Castro manipulou Rioprevidência para viabilizar negociatas com Vorcaro, aponta técnico da Fazenda

Governador do Rio de Janeiro, Cláudio Castro. (Foto: Joédson Alves/Agência Brasil)

“Ele [governador] indicou as pessoas que, assim que assumiram, viabilizaram o esquema. O credenciamento do Banco Master veio logo após a nomeação de Deivis Marcon Antunes”

O economista Hugo Bertha, assessor parlamentar na Assembleia Legislativa do Rio de Janeiro (Alerj) e ex-coordenador de acompanhamento e controle da despesa pública da Secretaria da Fazenda do Estado, em entrevista a Brasil de Fato (24/2), relata que o Rioprevidência, com aval do governador Claúdio Castro, aportou sozinho mais da metade do valor investido por todos os 18 fundos estaduais e municipais do país em letras financeiras do Master.

“No caso do Rioprevidência, o investimento principal foi de R$ 960 milhões, que é um valor absurdo. De todos os 18 fundos de previdência estaduais e municipais que colocaram dinheiro nas letras financeiras do Master, o Rio de Janeiro botou mais da metade sozinho”, declarou.

Para Hugo Bertha, as aplicações do Rioprevidência no Master aconteceram em um esquema previamente organizado, onde o banco foi credenciado logo após a nomeação da nova diretoria pelo governador Cláudio Castro.

“Nós temos indícios fortes de que foi proposital. O presidente que foi preso recentemente [Deivis Marcon Antunes] assume o Rioprevidência e no dia seguinte o Banco Master se credencia para receber investimentos do Rioprevidência. Poucas semanas depois, nem duas semanas completas depois, já tinha tido o primeiro aporte. E a gente vê que é uma cronologia muito explícita”, afirmou.

Para Bertha, o governador Cláudio de Castro pode ser “completamente” responsabilizado pela uso da Rioprevidência para acobertar as fraudes do Mater. “Ele indicou as pessoas que assim que assumiram, viabilizaram o esquema. O credenciamento do Banco Master veio logo após a nomeação de Deivis Marcon Antunes”.

Os diretores, já exonerados de seus cargos, estão sendo investigados pela Polícia Federal e o ex-presidente Deivis Marcon Antunes foi preso.

O Fundo de Pensão Rioprevidência do Rio de Janeiro, fundo responsável pelo pagamento de aposentadorias e pensões de 235 mil servidores, de acordo com relatório do Tribunal de Contas do Estado, realizou diretamente um investimento de R$ 960 milhões.
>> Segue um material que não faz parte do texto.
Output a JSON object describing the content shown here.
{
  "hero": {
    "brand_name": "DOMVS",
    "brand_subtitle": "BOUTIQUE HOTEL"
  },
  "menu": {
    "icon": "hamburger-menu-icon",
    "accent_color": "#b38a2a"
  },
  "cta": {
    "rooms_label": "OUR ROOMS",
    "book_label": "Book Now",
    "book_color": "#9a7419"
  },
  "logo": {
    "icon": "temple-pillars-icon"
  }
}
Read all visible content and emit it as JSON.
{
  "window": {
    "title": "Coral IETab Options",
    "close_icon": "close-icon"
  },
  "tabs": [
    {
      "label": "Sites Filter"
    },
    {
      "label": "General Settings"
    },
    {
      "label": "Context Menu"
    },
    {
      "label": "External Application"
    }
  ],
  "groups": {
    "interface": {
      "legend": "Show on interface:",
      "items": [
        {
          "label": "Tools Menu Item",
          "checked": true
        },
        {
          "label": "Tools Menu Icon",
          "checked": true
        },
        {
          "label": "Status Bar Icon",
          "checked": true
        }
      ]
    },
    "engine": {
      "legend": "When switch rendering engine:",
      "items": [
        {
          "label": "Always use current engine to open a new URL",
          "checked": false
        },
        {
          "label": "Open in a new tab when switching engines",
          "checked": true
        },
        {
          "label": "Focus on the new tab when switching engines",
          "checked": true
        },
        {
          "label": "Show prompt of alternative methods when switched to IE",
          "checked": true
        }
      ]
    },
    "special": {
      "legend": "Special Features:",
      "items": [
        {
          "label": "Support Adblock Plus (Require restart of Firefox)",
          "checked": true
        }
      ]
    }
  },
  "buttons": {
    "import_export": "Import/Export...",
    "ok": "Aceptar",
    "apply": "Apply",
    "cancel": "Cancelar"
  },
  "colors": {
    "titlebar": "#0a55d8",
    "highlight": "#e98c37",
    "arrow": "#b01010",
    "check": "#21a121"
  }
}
Um levantamento técnico do tribunal calcula que a exposição total chegou a R$ 2,6 bilhões, quando se incluem aplicações em instituições ligadas ao conglomerado, como corretoras e gestoras. Esse montante chega a 25% do total do fundo.

“No depoimento do próprio [dono do Banco Master, Daniel] Vorcaro à Polícia Federal, ele disse que o plano de negócios do banco era, isso são aspas dele, ‘100% baseado no FGC’. O que é muito estranho de ouvir ele falar. Porque o FGC é o Fundo de Garantia do Multicrédito, cujo principal papel é trazer segurança para investidores, especialmente pessoas privadas. Então você falar que uma estratégia de um banco é 100% em cima do FGC, é estranho, porque o FGC não existe para salvar instituições insolventes. Parece que a insolvência já era um plano de negócios”.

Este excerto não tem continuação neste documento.